In 1990 an Irish patient was reported. The link with the Japanese cases was not made. When a similarly affected brother was born in 1998 it became clear that they were dealing with a hereditary syndrome. The syndrome was called CAP-syndrome, short for: craniosynostosis, anal anomalies and porokeratosis.

In 2005, Dr. Mendoza-Londono discovered three new American cases in two families. He also connected his cases to the Irish and Japanese cases. Mendoza-Londono updated the name from CAP-syndrome to CDAGS; the abbreviation "CDAGS" summarizes the most prominent features of the disorder: "C" stands for craniosynostosis and clavicular hypoplasia; "D" for delayed closure of the fontanel, cranial defects, and, in some patients, deafness; "A" for anal anomalies, including anterior placement of the anus and imperforate anus; "G" for genitourinary malformations; and "S" for skin eruption.
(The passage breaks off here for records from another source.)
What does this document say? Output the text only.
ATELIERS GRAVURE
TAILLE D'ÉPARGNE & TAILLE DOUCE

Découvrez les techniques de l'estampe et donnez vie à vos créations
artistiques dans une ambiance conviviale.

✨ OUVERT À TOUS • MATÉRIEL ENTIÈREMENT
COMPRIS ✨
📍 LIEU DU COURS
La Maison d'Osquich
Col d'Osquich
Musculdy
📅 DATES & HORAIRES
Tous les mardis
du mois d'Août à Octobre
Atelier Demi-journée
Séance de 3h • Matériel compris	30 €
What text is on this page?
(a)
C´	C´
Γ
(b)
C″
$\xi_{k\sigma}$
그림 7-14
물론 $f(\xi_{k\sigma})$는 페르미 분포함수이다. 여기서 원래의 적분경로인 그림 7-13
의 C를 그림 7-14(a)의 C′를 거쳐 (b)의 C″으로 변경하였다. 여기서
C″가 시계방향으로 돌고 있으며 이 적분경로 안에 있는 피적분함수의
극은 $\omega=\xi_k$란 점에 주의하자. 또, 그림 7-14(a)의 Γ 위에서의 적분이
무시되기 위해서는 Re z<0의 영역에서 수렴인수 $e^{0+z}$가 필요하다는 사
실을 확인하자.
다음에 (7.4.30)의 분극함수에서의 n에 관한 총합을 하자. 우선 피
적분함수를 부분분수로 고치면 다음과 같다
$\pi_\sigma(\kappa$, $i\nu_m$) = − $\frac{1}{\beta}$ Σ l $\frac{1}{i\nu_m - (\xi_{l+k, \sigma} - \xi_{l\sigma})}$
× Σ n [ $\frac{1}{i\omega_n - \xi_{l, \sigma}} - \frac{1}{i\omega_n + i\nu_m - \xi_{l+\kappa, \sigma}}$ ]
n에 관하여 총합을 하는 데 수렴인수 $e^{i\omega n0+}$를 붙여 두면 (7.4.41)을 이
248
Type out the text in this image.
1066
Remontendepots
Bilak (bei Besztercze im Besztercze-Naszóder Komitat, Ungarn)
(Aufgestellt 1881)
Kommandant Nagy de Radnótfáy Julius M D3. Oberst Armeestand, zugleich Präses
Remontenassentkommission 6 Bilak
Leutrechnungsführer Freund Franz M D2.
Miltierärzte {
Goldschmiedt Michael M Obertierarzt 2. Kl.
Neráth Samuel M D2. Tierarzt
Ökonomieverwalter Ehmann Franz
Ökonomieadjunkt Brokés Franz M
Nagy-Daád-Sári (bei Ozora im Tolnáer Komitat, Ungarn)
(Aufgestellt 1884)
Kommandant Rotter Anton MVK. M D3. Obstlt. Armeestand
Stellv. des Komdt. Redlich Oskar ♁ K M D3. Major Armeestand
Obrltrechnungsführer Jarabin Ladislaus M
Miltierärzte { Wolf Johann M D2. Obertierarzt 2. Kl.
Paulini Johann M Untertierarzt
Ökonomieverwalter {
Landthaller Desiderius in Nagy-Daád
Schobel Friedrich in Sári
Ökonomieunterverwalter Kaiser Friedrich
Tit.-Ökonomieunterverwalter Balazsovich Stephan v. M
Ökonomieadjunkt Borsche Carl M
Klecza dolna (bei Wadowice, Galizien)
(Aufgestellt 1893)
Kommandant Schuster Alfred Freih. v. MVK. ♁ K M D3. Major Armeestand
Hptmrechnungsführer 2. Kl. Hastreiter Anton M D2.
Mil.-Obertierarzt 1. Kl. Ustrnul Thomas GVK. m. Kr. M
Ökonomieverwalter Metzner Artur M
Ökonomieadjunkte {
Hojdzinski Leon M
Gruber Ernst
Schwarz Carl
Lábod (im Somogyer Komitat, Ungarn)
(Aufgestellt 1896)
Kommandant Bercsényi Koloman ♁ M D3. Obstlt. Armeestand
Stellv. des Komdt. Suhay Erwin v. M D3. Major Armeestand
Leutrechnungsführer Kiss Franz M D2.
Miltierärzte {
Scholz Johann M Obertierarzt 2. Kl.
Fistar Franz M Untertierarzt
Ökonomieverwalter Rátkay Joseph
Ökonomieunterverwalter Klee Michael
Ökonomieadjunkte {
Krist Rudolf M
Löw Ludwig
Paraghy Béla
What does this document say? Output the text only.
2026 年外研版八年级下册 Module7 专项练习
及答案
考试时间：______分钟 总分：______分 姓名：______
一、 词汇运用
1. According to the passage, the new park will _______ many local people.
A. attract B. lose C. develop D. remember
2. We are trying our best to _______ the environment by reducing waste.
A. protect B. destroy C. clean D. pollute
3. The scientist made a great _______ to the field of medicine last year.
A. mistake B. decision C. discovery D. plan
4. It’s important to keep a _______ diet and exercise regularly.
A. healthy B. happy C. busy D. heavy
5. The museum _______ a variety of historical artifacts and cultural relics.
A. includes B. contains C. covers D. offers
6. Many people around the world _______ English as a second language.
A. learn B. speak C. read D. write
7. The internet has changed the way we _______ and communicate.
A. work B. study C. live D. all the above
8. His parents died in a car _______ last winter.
In 2013 three new patients were reported in two new families: 2 sisters in Lebanon and 1 girl in the United States.

In 2017 the first Mexican case was reported. She is the first -and only- case where overlapping toes have been reported.

In 2020 the first French case was reported: a 7-year-old girl.

In 2021 a new American case was reported: a 2-year-old boy.

In 2022 the first Belgian case was born.